WSDOT Unveils Final Statewide Active Transportation Plan

The Washington State Department of Transportation recently unveiled its complete statewide active transportation plan to address what Governor Jay Inslee (D) called “multiple challenges” facing the state.

[Above photo by the WSDOT]

“We need a greener future for our children and grandchildren and walking and cycling represent the cleanest and greenest modes of travel,” said the governor said in a statement.

“We also need to make our system accessible for those people who can’t drive and who rely on walking or rolling to transit to get where they need to go,” Gov. Inslee added. “These multimodal journeys also contribute to our climate goals. I’m proud of our state for creating a bold plan to create safer and more accessible active transportation connections for all Washingtonians.”

WSDOT completed its plan with a two-part process, collecting public comment on part one in May 2021 and on its two final chapters in late fall 2021. The plan serves as a compass for charting the way toward a truly multimodal transportation system, the agency said

“Active transportation plays an essential role in a fully multimodal transportation system,” noted Roger Millar, WSDOT’s secretary. “Almost 30 percent of the trips we take each day are less than a mile in length, yet we often drive because there is no safe alternative. We need to make it safer for people who are just trying to cross the street or ride their bike to school or work or to the store.”

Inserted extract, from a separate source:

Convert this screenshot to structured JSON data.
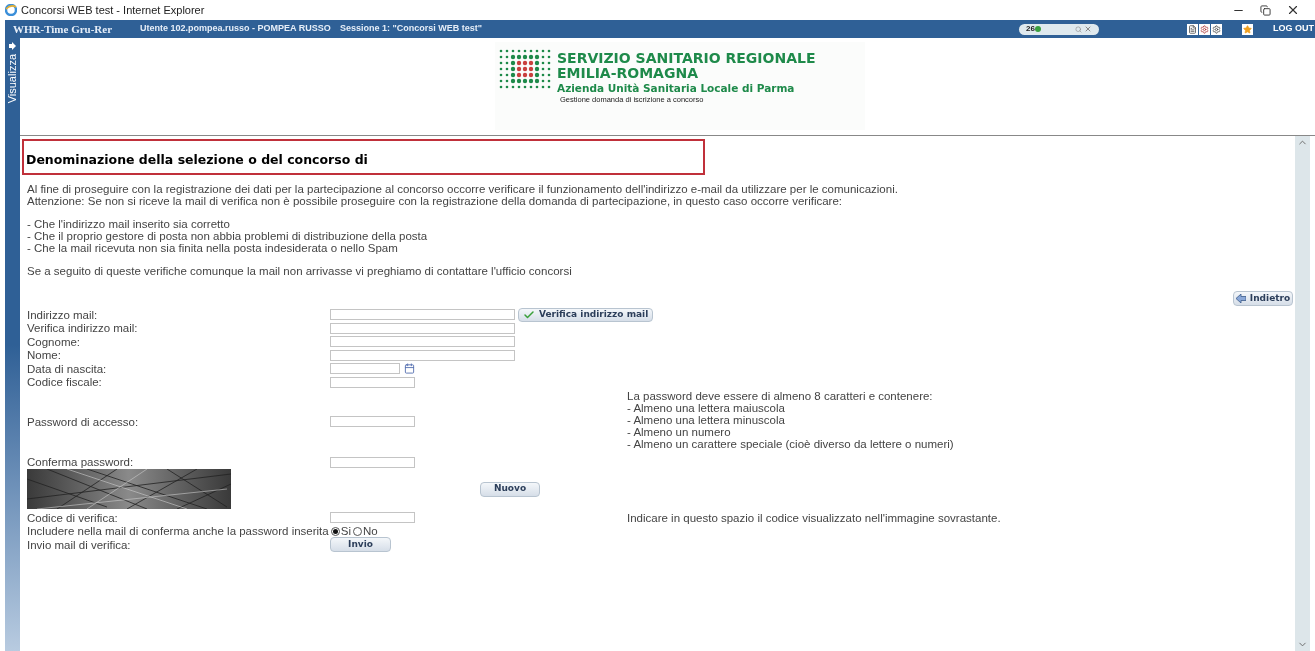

Millar – who also serves as the 2021-2022 vice president for the American Association of State Highway and Transportation Officials – added that with this plan, his state is “pointing the way to where and how we could invest in the system that works for everyone, no matter how they get around.”

Key parts of the plan include:

  • Assessment of the needs for accessible pedestrian and bicyclist facilities, highlighting safety concerns and providing the first-ever examination of state right-of-way and its suitability for active transportation.
  • New metrics for tracking and reporting progress that emphasize the importance of complete and accessible walk/bike facilities and connections to transit and other modes.
  • Calculations regarding the environmental, health and economic benefits to society when people shift trips from driving to walking or cycling.
  • Construction of a “rational approach” to prioritizing safety and operational performance needs on state highways as part of the overall networks people use to reach their destinations to help guide future transportation investment plans.
  • Incorporation of a “Safe System Approach,” which emphasizes using engineering approaches that acknowledge humans make mistakes and that crashes with greater impact force are more deadly, especially for vulnerable road users.

WSDOT said the plan notes that improvements for people walking, rolling, or cycling provide more information to drivers as well. It provides examples such as pedestrian-scale lighting and crossing visibility so drivers can see and stop in time.

It also includes designs that provide a “self-enforcing road” to help people drive at the appropriate speed for a place with a mix of destinations and people walking or cycling.